No hubo ocasión de que estas quiméricas exigencias pudieran ser siquiera intentadas. La huida de los principales capataces y jefes de las estaciones del Putumayo, atemorizados con la idea de ser encarcelados, puso en un estado de anarquía absoluta a toda la región. Muchos indígenas —comunidades enteras— aprovecharon también para escapar, con lo cual la extracción del caucho se redujo a su mínima expresión y pronto cesó totalmente. Los fugitivos habían partido saqueando almacenes y oficinas y llevándose todo lo valioso, armas y víveres principalmente. Luego se supo que la empresa, asustada con la posibilidad de que esos asesinos prófugos se convirtieran, en posibles juicios futuros, en testigos de cargo contra ella, les entregó elevadas sumas para facilitarles la fuga y comprar su silencio.

Roger Casement siguió el desmoronamiento de Iquitos por las cartas de su amigo George Michell, el cónsul británico. Este le contó cómo se cerraban hoteles, restaurantes y las tiendas donde antes se vendían artículos importados de París y de New York, cómo el champagne que antes se descorchaba con tanta generosidad desaparecía como por arte de magia al igual que el whiskey, el cognac, el oporto y el vino. En las cantinas y prostíbulos circulaban ahora sólo el aguardiente que rascaba la garganta y bebedizos de sospechosa procedencia, supuestos afrodisíacos que, a menudo, en vez de atizar los deseos sexuales, hacían el efecto de dinamitazos en el estómago de los incautos.

Al igual que en Manaos, el derrumbe de la Casa Ara na y del caucho produjo en Iquitos una crisis generalizada tan veloz como la prosperidad que por tres lustros había vivido la ciudad. Los primeros en emigrar fueron los extranjeros —comerciantes, exploradores, traficantes, dueños de tabernas, profesionales, técnicos, prostitutas, caliches y alcahuetas—, que retomaron a sus países o partieron en busca de tierras más propicias que esta que se hundía en la mina y el aislamiento.

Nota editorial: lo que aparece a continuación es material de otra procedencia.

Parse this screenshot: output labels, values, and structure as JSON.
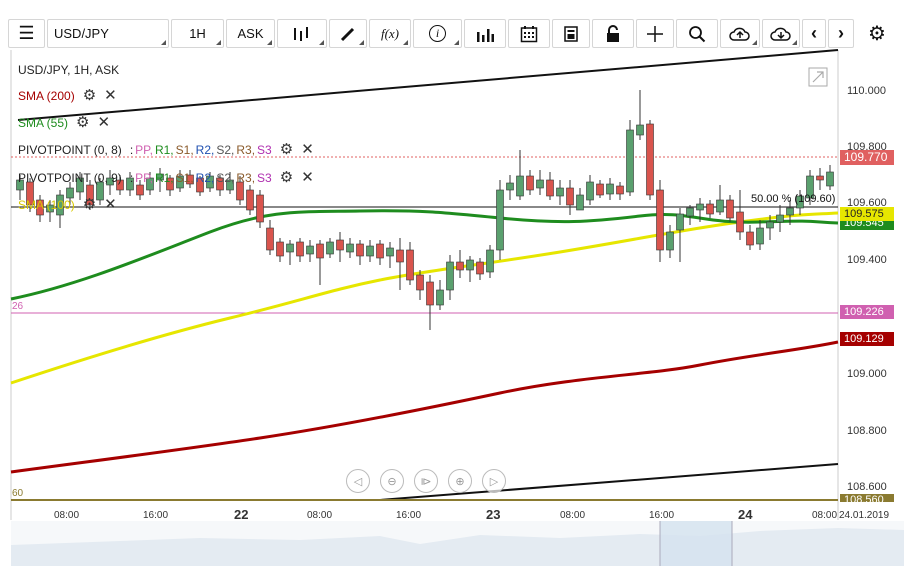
{
  "toolbar": {
    "symbol": "USD/JPY",
    "timeframe": "1H",
    "price_type": "ASK",
    "function_label": "f(x)"
  },
  "legend": {
    "title": "USD/JPY, 1H, ASK",
    "sma200": "SMA (200)",
    "sma55": "SMA (55)",
    "pivot8_name": "PIVOTPOINT (0, 8)",
    "pivot9_name": "PIVOTPOINT (0, 9)",
    "sma100": "SMA (100)",
    "pivot_sep": ":",
    "pivot_levels": [
      "PP,",
      "R1,",
      "S1,",
      "R2,",
      "S2,",
      "R3,",
      "S3"
    ]
  },
  "y_axis": {
    "ticks": [
      "110.000",
      "109.800",
      "109.600",
      "109.400",
      "109.000",
      "108.800",
      "108.600"
    ]
  },
  "price_labels": {
    "last": "109.770",
    "sma100": "109.575",
    "sma55": "109.545",
    "pink": "109.226",
    "sma200": "109.129",
    "bottom": "108.560"
  },
  "annotations": {
    "fib": "50.00 % (109.60)",
    "left_26": "26",
    "left_60": "60"
  },
  "x_axis": {
    "labels": [
      "08:00",
      "16:00",
      "22",
      "08:00",
      "16:00",
      "23",
      "08:00",
      "16:00",
      "24",
      "08:00",
      "24.01.2019"
    ]
  },
  "colors": {
    "sma200": "#a50000",
    "sma55": "#1e8c1e",
    "sma100": "#e6e600",
    "up": "#5aa06e",
    "down": "#d9544d",
    "pink": "#d060b0"
  }
}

La prostitución no desapareció, pero cambió de agentes. Se eclipsaron las prostitutas brasileñas y las que decían ser «francesas» y que en verdad solían ser polacas, flamencas, turcas o italianas, y las reemplazaron cholas e indias, muchas de ellas niñas y adolescentes que habían trabajado como domésticas y perdido el empleo porque los dueños partieron también en pos de mejores vientos o porque con la crisis económica ya no podían vestirlas ni darles de comer. El cónsul británico, en una de sus cartas, hacía una patética descripción de esas indiecitas quinceañeras, esqueléticas, paseándose por el malecón de Iquitos pintarrajeadas como payasos en busca de clientes. Se esfumaron periódicos y revistas y hasta el boletín semanal que anunciaba la salida y llegada de los barcos porque el transporte fluvial, antes tan intenso, fue disminuyendo hasta casi cesar. El hecho que selló el aislamiento de Iquitos, su ruptura con ese ancho mundo con el que a lo largo de unos quince años tuvo tan intenso comercio, fue la decisión de la Booth Line de ir reduciendo progresivamente el tráfico de sus líneas de mercancías y pasajeros. Cuando cesó del todo el movimiento de barcos, el cordón umbilical que unía Iquitos al mundo se cortó. La capital de Loreto hizo un viaje hacia atrás en el tiempo. En pocos años volvió a ser un pueblo perdido y olvidado en el corazón de la llanura amazónica.